Iede de VriesIede de Vries
Photo : avrotros.nl

Le groupe chimique Bayer annonce pour le deuxième trimestre de cette année des pertes de plusieurs milliards, non causées par la pandémie de coronavirus, mais par des procès aux États-Unis concernant le glyphosate, RoundUp et le dicamba.

Le groupe Bayer a comptabilisé au cours du dernier trimestre une charge de 12,5 milliards d'euros pour des « dépenses exceptionnelles ». Le résultat opérationnel EBIT a ainsi chuté à -10,78 milliards d'euros.

Fin juin, Bayer a annoncé des règlements à l’amiable concernant des réclamations aux États-Unis liées au glyphosate, au dicamba et aux polychlorobiphényles (PCB). Le litige le plus coûteux concerne le risque présumé de cancer lié aux pesticides chimiques contenant du glyphosate. Ces décisions judiciaires prennent en compte 125 000 procès intentés non seulement contre le glyphosate.

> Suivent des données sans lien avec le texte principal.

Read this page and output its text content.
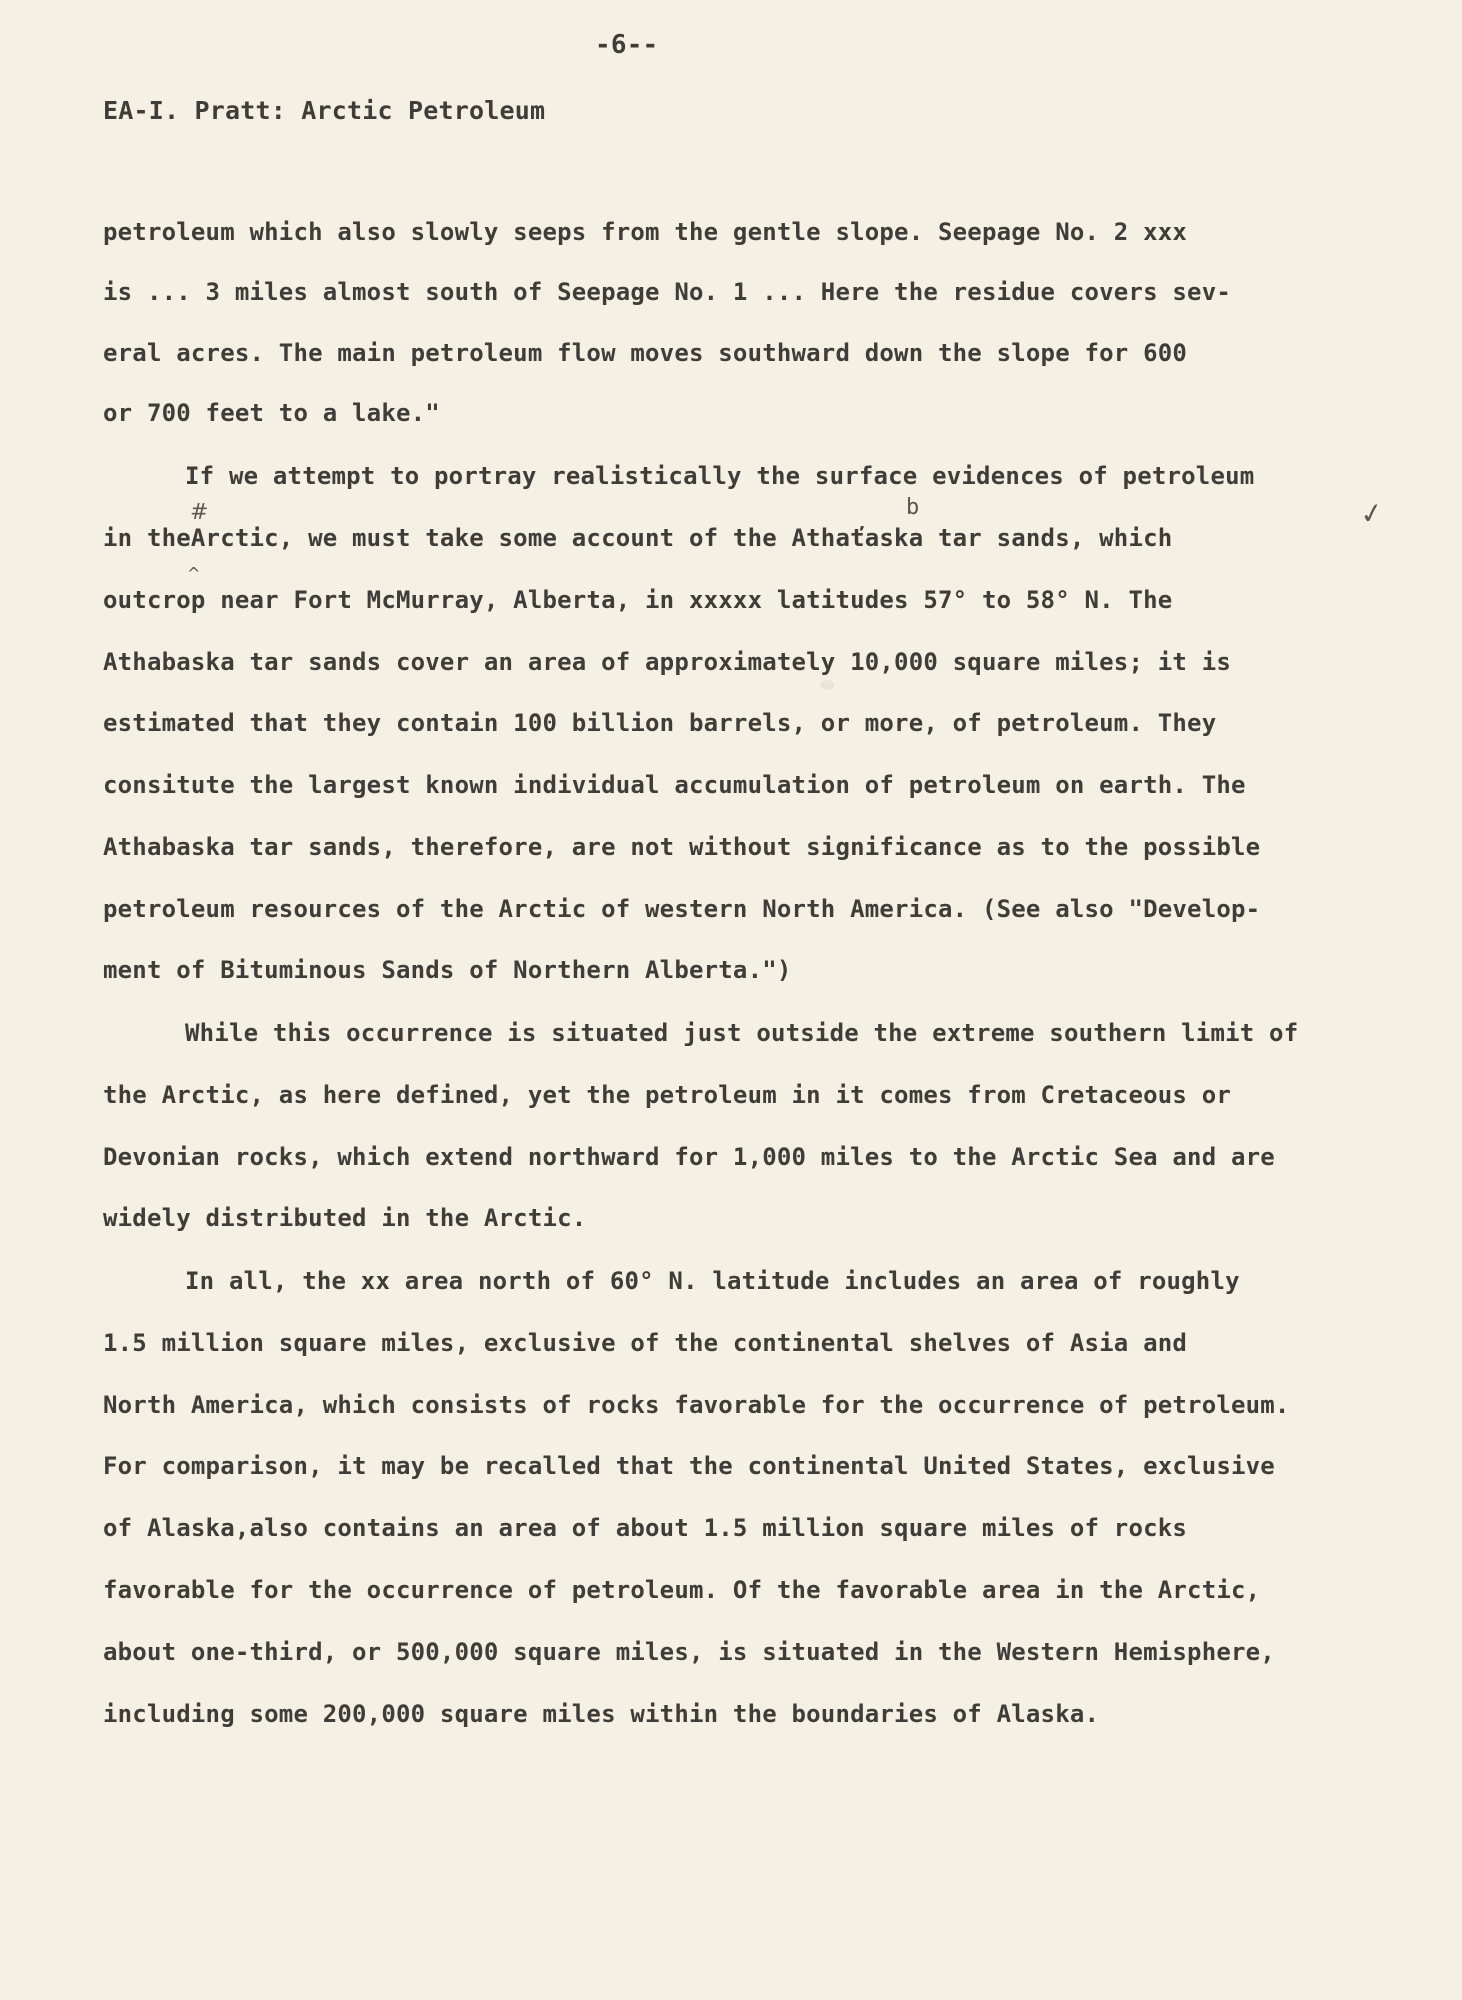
-6--
EA-I. Pratt: Arctic Petroleum
petroleum which also slowly seeps from the gentle slope. Seepage No. 2 xxx
is ... 3 miles almost south of Seepage No. 1 ... Here the residue covers sev-
eral acres. The main petroleum flow moves southward down the slope for 600
or 700 feet to a lake."
If we attempt to portray realistically the surface evidences of petroleum
in theArctic, we must take some account of the Athaťaska tar sands, which
outcrop near Fort McMurray, Alberta, in xxxxx latitudes 57° to 58° N. The
Athabaska tar sands cover an area of approximately 10,000 square miles; it is
estimated that they contain 100 billion barrels, or more, of petroleum. They
consitute the largest known individual accumulation of petroleum on earth. The
Athabaska tar sands, therefore, are not without significance as to the possible
petroleum resources of the Arctic of western North America. (See also "Develop-
ment of Bituminous Sands of Northern Alberta.")
While this occurrence is situated just outside the extreme southern limit of
the Arctic, as here defined, yet the petroleum in it comes from Cretaceous or
Devonian rocks, which extend northward for 1,000 miles to the Arctic Sea and are
widely distributed in the Arctic.
In all, the xx area north of 60° N. latitude includes an area of roughly
1.5 million square miles, exclusive of the continental shelves of Asia and
North America, which consists of rocks favorable for the occurrence of petroleum.
For comparison, it may be recalled that the continental United States, exclusive
of Alaska,also contains an area of about 1.5 million square miles of rocks
favorable for the occurrence of petroleum. Of the favorable area in the Arctic,
about one-third, or 500,000 square miles, is situated in the Western Hemisphere,
including some 200,000 square miles within the boundaries of Alaska.
#
^
b	✓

Les activités agricoles propres de Bayer ont diminué de 6,2 % pour s’établir à environ 10,1 milliards d’euros au deuxième trimestre. Dans le secteur agricole (crop science), les produits Bayer ont mieux performé que lors du trimestre précédent, notamment en Amérique latine, en Asie/Pacifique et en Amérique du Nord. Au Brésil, l’entreprise s’est développée rapidement dans le domaine des semences de maïs. Les revenus liés aux semences de soja génétiquement modifiées ont particulièrement augmenté de façon notable.

À l’échelle mondiale, la demande en matières premières agricoles devrait probablement diminuer à cause du coronavirus. En raison de risques difficiles à évaluer, Bayer a donc révisé ses prévisions annuelles. La direction vise désormais une croissance du chiffre d’affaires de 0 à 1 %, soit entre 43 et 44 milliards d’euros. Jusqu’à présent, la prévision était de 44 à 45 milliards d’euros.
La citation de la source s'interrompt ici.